Il leva la main, mais la baissa au dernier moment. Dasha ne fit pas un pas :
— Essaie ne serait‑ce qu’une fois de me frapper, et tu dégages. Définitivement.
Oleg abaissa lentement la main, haletant. Un éclair de peur passa dans ses yeux :
— Tu… tu me laisserais vraiment partir ?
— Oui, répondit-elle bref. Parce que je ne vivrai pas dans la peur. Pour personne.
Ils se faisaient face, séparés par un gouffre désormais indéniable. Oleg détourna le regard :
— Et maintenant ? Tu veux divorcer ?
— Je veux que tu changes, soupira Dasha. Mais je ne suis pas sûre que tu en sois capable.
— Et si je trouve du boulot ? Si je commence à aider ? une lueur implorante dans la voix. Est-ce que ça suffirait ?
— Non, dit-elle en secouant la tête. Ce n’est pas qu’une question de travail ou de tâches ménagères. C’est une question de respect, Oleg. De la façon dont tu me parles, dont tu légitimes tes cris et tes ordres.
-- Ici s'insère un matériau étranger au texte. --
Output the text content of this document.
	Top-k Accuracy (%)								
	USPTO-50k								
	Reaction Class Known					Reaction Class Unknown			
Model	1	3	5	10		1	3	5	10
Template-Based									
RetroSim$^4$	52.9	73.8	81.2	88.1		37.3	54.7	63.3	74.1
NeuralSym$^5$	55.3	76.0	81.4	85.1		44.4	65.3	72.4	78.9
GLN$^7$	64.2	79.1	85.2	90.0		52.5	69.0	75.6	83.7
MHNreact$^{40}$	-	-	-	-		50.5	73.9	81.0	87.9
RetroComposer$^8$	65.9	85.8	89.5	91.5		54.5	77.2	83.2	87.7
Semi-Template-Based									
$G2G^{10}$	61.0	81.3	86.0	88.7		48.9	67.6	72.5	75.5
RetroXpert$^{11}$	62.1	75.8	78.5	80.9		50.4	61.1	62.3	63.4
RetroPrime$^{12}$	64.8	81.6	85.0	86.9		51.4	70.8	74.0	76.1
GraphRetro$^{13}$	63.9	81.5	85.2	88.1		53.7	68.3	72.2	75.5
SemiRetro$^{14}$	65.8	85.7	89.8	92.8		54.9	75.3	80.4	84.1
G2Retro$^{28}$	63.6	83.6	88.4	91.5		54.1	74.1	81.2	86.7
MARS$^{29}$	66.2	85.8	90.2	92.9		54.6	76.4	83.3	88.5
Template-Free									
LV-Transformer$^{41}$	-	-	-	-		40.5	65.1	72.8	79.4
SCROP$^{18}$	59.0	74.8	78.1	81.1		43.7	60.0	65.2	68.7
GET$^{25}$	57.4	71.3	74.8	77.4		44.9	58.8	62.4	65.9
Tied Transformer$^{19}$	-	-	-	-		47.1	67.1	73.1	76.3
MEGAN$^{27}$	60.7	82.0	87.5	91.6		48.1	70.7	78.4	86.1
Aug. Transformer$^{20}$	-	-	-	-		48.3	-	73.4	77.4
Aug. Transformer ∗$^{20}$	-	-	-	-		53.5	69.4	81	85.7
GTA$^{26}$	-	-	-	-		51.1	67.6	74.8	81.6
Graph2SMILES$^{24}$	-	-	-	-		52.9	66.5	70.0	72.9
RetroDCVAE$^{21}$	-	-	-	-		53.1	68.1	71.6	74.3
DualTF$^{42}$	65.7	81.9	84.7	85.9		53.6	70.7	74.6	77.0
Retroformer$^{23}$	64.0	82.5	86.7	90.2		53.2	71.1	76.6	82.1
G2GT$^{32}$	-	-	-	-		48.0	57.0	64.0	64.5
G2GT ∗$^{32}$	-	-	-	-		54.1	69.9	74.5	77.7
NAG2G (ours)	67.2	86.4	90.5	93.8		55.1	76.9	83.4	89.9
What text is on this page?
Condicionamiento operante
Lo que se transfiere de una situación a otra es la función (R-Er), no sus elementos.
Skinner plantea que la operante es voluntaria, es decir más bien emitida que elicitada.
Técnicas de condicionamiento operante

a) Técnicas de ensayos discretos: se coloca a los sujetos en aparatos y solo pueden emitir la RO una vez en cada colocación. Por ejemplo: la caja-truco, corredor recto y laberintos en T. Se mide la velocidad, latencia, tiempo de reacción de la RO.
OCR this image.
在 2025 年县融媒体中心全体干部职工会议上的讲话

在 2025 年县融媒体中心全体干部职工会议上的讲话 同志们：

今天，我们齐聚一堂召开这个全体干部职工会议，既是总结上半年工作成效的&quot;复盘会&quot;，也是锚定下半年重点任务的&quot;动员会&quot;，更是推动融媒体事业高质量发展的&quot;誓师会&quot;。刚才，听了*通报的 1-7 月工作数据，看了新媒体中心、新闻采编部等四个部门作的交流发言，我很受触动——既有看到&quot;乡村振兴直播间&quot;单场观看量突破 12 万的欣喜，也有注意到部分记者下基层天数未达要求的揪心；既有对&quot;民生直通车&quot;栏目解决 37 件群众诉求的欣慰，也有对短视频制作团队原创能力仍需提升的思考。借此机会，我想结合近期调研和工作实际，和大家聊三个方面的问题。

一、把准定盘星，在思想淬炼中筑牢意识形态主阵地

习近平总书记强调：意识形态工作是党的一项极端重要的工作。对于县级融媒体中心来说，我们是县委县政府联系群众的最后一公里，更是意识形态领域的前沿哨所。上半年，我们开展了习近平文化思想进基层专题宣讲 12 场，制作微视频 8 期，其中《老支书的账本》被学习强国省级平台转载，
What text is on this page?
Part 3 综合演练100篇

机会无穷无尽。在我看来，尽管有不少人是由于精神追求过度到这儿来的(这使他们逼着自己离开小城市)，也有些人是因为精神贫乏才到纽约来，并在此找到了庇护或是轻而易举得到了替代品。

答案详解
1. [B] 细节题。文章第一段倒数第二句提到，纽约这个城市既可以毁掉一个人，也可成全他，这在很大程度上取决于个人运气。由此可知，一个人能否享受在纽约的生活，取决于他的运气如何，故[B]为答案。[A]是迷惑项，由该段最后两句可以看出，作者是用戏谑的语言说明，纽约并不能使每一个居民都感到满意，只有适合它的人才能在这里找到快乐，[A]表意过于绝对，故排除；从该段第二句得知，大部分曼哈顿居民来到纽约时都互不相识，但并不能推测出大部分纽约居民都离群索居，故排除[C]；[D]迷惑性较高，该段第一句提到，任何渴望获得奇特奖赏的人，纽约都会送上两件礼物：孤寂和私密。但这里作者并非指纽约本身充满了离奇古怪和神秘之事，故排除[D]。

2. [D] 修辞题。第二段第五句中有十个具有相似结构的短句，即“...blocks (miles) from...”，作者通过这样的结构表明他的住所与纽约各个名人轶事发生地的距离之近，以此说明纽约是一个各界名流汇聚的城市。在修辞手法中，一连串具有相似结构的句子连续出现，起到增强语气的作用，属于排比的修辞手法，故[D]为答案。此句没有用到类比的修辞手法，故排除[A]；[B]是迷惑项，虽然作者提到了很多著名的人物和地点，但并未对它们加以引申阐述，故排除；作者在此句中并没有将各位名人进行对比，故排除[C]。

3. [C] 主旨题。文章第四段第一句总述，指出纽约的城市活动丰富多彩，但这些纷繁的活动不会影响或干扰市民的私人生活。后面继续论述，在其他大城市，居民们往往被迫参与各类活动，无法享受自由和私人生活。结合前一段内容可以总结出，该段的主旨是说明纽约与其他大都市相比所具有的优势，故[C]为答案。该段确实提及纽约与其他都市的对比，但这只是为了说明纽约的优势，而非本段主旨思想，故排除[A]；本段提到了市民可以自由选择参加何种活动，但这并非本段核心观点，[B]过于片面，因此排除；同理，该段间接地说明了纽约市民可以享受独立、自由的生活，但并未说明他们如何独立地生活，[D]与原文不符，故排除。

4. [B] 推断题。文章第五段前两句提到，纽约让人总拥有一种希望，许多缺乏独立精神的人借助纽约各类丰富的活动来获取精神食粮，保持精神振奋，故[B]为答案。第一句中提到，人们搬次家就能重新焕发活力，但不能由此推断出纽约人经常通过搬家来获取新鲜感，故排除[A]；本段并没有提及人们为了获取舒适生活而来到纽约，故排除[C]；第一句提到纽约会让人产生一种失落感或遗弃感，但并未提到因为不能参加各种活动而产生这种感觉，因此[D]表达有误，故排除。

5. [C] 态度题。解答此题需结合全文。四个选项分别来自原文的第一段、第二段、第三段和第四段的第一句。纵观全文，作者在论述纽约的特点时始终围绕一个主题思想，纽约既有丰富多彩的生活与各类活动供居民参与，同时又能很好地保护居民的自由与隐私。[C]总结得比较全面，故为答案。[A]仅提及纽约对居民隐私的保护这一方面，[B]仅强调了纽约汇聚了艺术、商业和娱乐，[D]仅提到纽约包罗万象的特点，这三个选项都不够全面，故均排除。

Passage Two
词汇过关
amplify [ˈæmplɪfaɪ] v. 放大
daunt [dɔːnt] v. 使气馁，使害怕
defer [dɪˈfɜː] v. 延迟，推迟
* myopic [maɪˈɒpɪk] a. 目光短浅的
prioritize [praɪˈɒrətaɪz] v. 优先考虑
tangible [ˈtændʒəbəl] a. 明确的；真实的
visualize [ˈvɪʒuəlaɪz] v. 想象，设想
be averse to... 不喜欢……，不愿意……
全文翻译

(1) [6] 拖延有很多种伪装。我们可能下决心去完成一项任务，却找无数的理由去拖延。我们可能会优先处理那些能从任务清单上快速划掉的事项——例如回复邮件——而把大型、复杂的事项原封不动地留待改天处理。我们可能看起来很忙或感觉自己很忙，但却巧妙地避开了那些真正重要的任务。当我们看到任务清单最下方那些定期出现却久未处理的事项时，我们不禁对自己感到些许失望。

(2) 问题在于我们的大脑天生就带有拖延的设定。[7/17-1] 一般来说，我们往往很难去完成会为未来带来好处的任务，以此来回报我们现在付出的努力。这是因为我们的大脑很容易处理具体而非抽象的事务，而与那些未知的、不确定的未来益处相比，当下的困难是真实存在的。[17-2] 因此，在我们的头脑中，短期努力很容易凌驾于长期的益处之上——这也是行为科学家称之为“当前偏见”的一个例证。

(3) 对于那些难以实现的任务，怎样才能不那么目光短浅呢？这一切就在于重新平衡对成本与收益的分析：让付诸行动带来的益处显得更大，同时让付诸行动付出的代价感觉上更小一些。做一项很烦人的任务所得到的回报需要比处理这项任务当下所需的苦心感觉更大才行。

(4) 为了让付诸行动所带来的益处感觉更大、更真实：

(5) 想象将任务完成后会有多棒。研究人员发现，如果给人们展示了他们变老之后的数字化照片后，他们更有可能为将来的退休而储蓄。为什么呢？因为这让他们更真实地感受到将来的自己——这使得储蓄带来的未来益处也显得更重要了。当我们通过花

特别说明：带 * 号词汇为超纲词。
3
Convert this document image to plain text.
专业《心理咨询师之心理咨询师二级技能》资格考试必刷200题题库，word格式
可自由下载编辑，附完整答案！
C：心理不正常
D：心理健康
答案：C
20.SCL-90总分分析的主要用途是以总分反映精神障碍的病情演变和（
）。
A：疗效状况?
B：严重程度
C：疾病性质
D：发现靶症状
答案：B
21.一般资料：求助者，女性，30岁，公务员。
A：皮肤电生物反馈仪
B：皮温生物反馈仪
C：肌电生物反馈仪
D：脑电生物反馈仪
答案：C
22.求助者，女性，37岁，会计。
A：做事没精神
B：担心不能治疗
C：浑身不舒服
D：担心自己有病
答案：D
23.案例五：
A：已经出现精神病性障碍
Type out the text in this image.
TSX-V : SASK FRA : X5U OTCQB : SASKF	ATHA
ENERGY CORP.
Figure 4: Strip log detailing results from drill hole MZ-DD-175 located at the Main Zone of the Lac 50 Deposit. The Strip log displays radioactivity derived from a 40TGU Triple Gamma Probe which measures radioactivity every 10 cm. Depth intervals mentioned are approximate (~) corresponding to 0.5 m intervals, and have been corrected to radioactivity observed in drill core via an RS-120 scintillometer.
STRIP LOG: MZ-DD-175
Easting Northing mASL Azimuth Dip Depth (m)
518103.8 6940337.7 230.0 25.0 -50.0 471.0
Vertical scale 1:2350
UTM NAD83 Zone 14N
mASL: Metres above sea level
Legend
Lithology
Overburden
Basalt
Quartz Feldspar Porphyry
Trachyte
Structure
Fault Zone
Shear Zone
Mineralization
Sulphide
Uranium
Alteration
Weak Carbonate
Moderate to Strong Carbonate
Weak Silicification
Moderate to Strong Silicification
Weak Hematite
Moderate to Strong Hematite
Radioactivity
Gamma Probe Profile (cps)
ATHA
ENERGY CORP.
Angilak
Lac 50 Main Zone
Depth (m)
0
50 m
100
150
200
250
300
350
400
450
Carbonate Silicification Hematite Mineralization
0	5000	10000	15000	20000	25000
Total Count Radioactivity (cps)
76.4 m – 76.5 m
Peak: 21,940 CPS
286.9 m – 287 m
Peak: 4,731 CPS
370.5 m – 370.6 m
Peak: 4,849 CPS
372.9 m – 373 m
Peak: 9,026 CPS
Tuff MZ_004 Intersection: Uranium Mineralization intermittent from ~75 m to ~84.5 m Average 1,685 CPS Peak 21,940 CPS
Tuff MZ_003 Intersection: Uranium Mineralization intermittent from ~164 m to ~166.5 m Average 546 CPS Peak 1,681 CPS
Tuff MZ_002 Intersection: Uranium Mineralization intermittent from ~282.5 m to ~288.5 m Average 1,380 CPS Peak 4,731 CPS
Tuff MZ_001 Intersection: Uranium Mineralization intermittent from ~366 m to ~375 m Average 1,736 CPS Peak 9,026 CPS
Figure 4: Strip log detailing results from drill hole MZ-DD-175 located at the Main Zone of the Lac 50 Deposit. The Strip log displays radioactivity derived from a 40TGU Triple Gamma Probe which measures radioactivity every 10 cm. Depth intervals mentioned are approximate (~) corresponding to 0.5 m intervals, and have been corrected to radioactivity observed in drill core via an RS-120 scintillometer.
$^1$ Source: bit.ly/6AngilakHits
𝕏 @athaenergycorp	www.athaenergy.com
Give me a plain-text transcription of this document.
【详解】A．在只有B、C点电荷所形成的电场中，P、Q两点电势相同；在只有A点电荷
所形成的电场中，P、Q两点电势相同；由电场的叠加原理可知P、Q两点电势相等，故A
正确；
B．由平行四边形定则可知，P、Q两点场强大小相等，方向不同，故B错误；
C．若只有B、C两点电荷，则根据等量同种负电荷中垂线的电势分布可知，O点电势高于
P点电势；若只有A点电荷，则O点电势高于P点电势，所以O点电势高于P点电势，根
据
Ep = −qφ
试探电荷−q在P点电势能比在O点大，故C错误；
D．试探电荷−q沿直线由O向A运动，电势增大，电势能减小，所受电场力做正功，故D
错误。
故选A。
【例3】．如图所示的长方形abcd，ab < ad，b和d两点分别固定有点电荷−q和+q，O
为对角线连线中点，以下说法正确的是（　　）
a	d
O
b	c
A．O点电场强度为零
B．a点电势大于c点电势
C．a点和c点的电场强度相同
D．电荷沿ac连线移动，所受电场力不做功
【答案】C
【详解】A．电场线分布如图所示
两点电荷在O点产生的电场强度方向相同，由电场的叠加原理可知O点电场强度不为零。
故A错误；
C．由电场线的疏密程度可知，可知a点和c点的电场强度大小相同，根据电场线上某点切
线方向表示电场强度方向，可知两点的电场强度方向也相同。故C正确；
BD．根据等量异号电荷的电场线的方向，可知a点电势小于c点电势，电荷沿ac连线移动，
Dasha s’approcha de la fenêtre, contemplant les lumières du soir :
— Je suis tellement épuisée. Par les disputes, par ton attitude, par cette vie que je porte seule. Parfois, je me demande : pourquoi je suis là ? Qu’est-ce que ces années m’ont vraiment apporté ?
Oleg resta silencieux. Pour la première fois, il la voyait brisée, pas seulement en colère ou fatiguée, mais anéantie. Et quelque part, il comprit qu’elle avait raison.
— Je ne veux pas te perdre, dit-il enfin.
— Moi non plus, répondit Dasha sans se retourner. Je ne veux pas me perdre. Je refuse de devenir la femme qui craint de dire un mot de trop. Je ne veux plus rentrer chaque jour dans une maison où je ne suis pas estimée.
Elle se tourna vers lui :
— Tu as le choix, Oleg. Soit tu changes vraiment : tu trouves un travail, tu commences à me respecter, tu arrêtes de commander. Soit on se sépare. Tout de suite.
— Tout de suite ? balbutia-t-il, désemparé.
— Oui, acquiesça-t-elle. Je ne peux plus continuer comme ça.
Oleg se laissa tomber sur le canapé, le visage enfoui dans ses mains. C’est seulement alors qu’il réalisa qu’il risquait de la perdre pour de bon. Cette idée le terrifia plus que tout.
— Je… j’essaierai de changer, murmura-t-il enfin. Je te le promets.
— Ne promet pas, dit-elle doucement. Prouve-le par tes actes. Parce que j’ai trop entendu de mots en l’air.
Elle se dirigea vers la chambre, s’arrêta dans l’embrasure de la porte et ajouta :
— Et n’ose plus jamais me crier dessus. Je ne suis pas une petite fille, et je ne deviendrai pas ta servante. Jamais.
La porte se referma, laissant un silence lourd derrière elle. Oleg resta sur le canapé, fixant le sol : il savait que quelque chose venait de se briser, et que désormais tout dépendait de lui : commencer un nouveau chapitre, ou signer la fin de leur histoire.